Consider these important questions:

1.  Is the tenant accepting the premises AS IS and without any build-out obligation from landlord? Even so, the landlord should still represent and warrant that the condition of the premises, building and project comply with applicable laws as of the commencement date, including those relating to disability access and hazardous
materials (including asbestos), and that the building systems serving the premises are in good working order.
2. Is the landlord delivering a cold shell, warm shell or turn-key tenant improvements?
3. Can you describe the line between the work the landlord is to perform (and pay for) and the work the tenant is to perform (and pay for)? Misunderstandings about the parties’ build out responsibilities are a major source of conflict, so be sure to discuss these responsibilities in great detail.
4. What is the tenant improvement allowance and how is it calculated? Per rentable or usable square foot? Is the landlord open to providing an additional allowance which would be amortized and repaid over the term of the lease as additional rent?

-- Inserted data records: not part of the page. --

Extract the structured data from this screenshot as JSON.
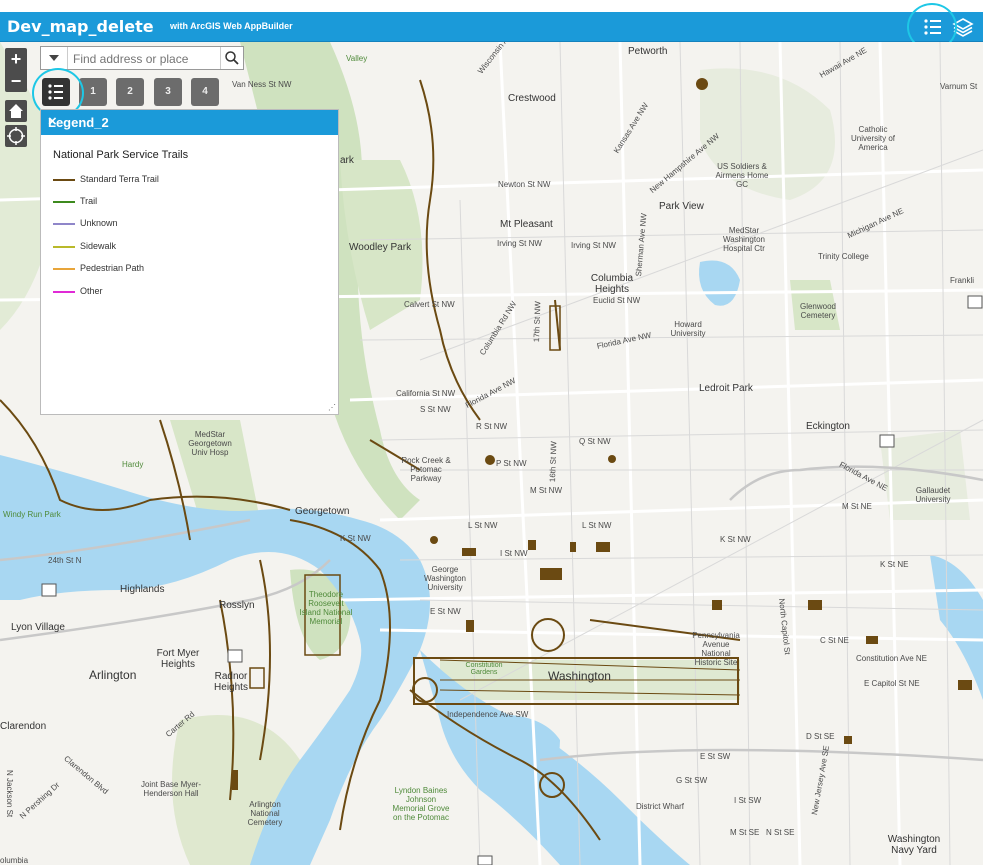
{
  "header": {
    "title": "Dev_map_delete",
    "subtitle": "with ArcGIS Web AppBuilder"
  },
  "search": {
    "placeholder": "Find address or place"
  },
  "controls": {
    "zoom_in": "+",
    "zoom_out": "−",
    "numbers": [
      "1",
      "2",
      "3",
      "4"
    ]
  },
  "legend": {
    "title": "Legend_2",
    "close": "×",
    "layer_title": "National Park Service Trails",
    "items": [
      {
        "label": "Standard Terra Trail",
        "color": "#6b4a12"
      },
      {
        "label": "Trail",
        "color": "#3d8a1e"
      },
      {
        "label": "Unknown",
        "color": "#8f86c9"
      },
      {
        "label": "Sidewalk",
        "color": "#b9b92a"
      },
      {
        "label": "Pedestrian Path",
        "color": "#e8a53a"
      },
      {
        "label": "Other",
        "color": "#e02ad6"
      }
    ]
  },
  "map_labels": {
    "petworth": "Petworth",
    "crestwood": "Crestwood",
    "mt_pleasant": "Mt Pleasant",
    "park_view": "Park View",
    "columbia_heights": "Columbia Heights",
    "woodley_park": "Woodley Park",
    "ledroit_park": "Ledroit Park",
    "eckington": "Eckington",
    "georgetown": "Georgetown",
    "rosslyn": "Rosslyn",
    "highlands": "Highlands",
    "lyon_village": "Lyon Village",
    "arlington": "Arlington",
    "fort_myer_heights": "Fort Myer Heights",
    "radnor_heights": "Radnor Heights",
    "clarendon": "Clarendon",
    "washington": "Washington",
    "washington_navy_yard": "Washington Navy Yard",
    "catholic_university": "Catholic University of America",
    "us_soldiers": "US Soldiers & Airmens Home GC",
    "medstar_washington": "MedStar Washington Hospital Ctr",
    "trinity_college": "Trinity College",
    "glenwood_cemetery": "Glenwood Cemetery",
    "howard_university": "Howard University",
    "gallaudet": "Gallaudet University",
    "medstar_georgetown": "MedStar Georgetown Univ Hosp",
    "hardy": "Hardy",
    "rock_creek": "Rock Creek & Potomac Parkway",
    "george_washington": "George Washington University",
    "theodore_roosevelt": "Theodore Roosevelt Island National Memorial",
    "pennsylvania_avenue": "Pennsylvania Avenue National Historic Site",
    "joint_base": "Joint Base Myer-Henderson Hall",
    "arlington_cemetery": "Arlington National Cemetery",
    "lyndon_johnson": "Lyndon Baines Johnson Memorial Grove on the Potomac",
    "district_wharf": "District Wharf",
    "constitution_gardens": "Constitution Gardens",
    "independence_ave": "Independence Ave SW",
    "constitution_ave_ne": "Constitution Ave NE",
    "e_capitol_st": "E Capitol St NE",
    "newton_st": "Newton St NW",
    "irving_st": "Irving St NW",
    "irving_st2": "Irving St NW",
    "euclid_st": "Euclid St NW",
    "calvert_st": "Calvert St NW",
    "california_st": "California St NW",
    "s_st": "S St NW",
    "r_st": "R St NW",
    "q_st": "Q St NW",
    "p_st": "P St NW",
    "m_st": "M St NW",
    "l_st": "L St NW",
    "l_st2": "L St NW",
    "k_st": "K St NW",
    "k_st2": "K St NW",
    "i_st": "I St NW",
    "e_st": "E St NW",
    "florida_ave": "Florida Ave NW",
    "florida_ave2": "Florida Ave NW",
    "florida_ave_ne": "Florida Ave NE",
    "van_ness": "Van Ness St NW",
    "windy_run": "Windy Run Park",
    "street_24": "24th St N",
    "n_capitol": "North Capitol St",
    "michigan_ave": "Michigan Ave NE",
    "kansas_ave": "Kansas Ave NW",
    "new_hampshire": "New Hampshire Ave NW",
    "sherman_ave": "Sherman Ave NW",
    "columbia_rd": "Columbia Rd NW",
    "street_16": "16th St NW",
    "street_17": "17th St NW",
    "c_st_ne": "C St NE",
    "d_st_se": "D St SE",
    "g_st_sw": "G St SW",
    "m_st_se": "M St SE",
    "i_st_sw": "I St SW",
    "e_st_sw": "E St SW",
    "n_st_se": "N St SE",
    "k_st_ne": "K St NE",
    "m_st_ne": "M St NE",
    "hawaii_ave": "Hawaii Ave NE",
    "varnum_st": "Varnum St",
    "franklin": "Frankli",
    "wisconsin_ave": "Wisconsin Ave NW",
    "pershing": "N Pershing Dr",
    "clarendon_blvd": "Clarendon Blvd",
    "jackson_st": "N Jackson St",
    "carter_rd": "Carter Rd",
    "valley": "Valley",
    "ark": "ark",
    "new_jersey": "New Jersey Ave SE",
    "columbia_label": "olumbia"
  }
}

5. If the entire allowance is not applied, who gets the remainder? Preferably it would be credited to rent. Alternatively, the funds remain available to the tenant for alterations later in the lease term.
6. Are there any unusual build-out requirements, such as internal staircases, high density file cabinets, showers, training or childcare facilities, satellite dishes or extra HVAC? Have those been approved by the landlord at least in concept?
7. Has the landlord approved the tenant’s finishes?
8. Does the lease provide a mechanism for delivering a punchlist and when is the punchlist due?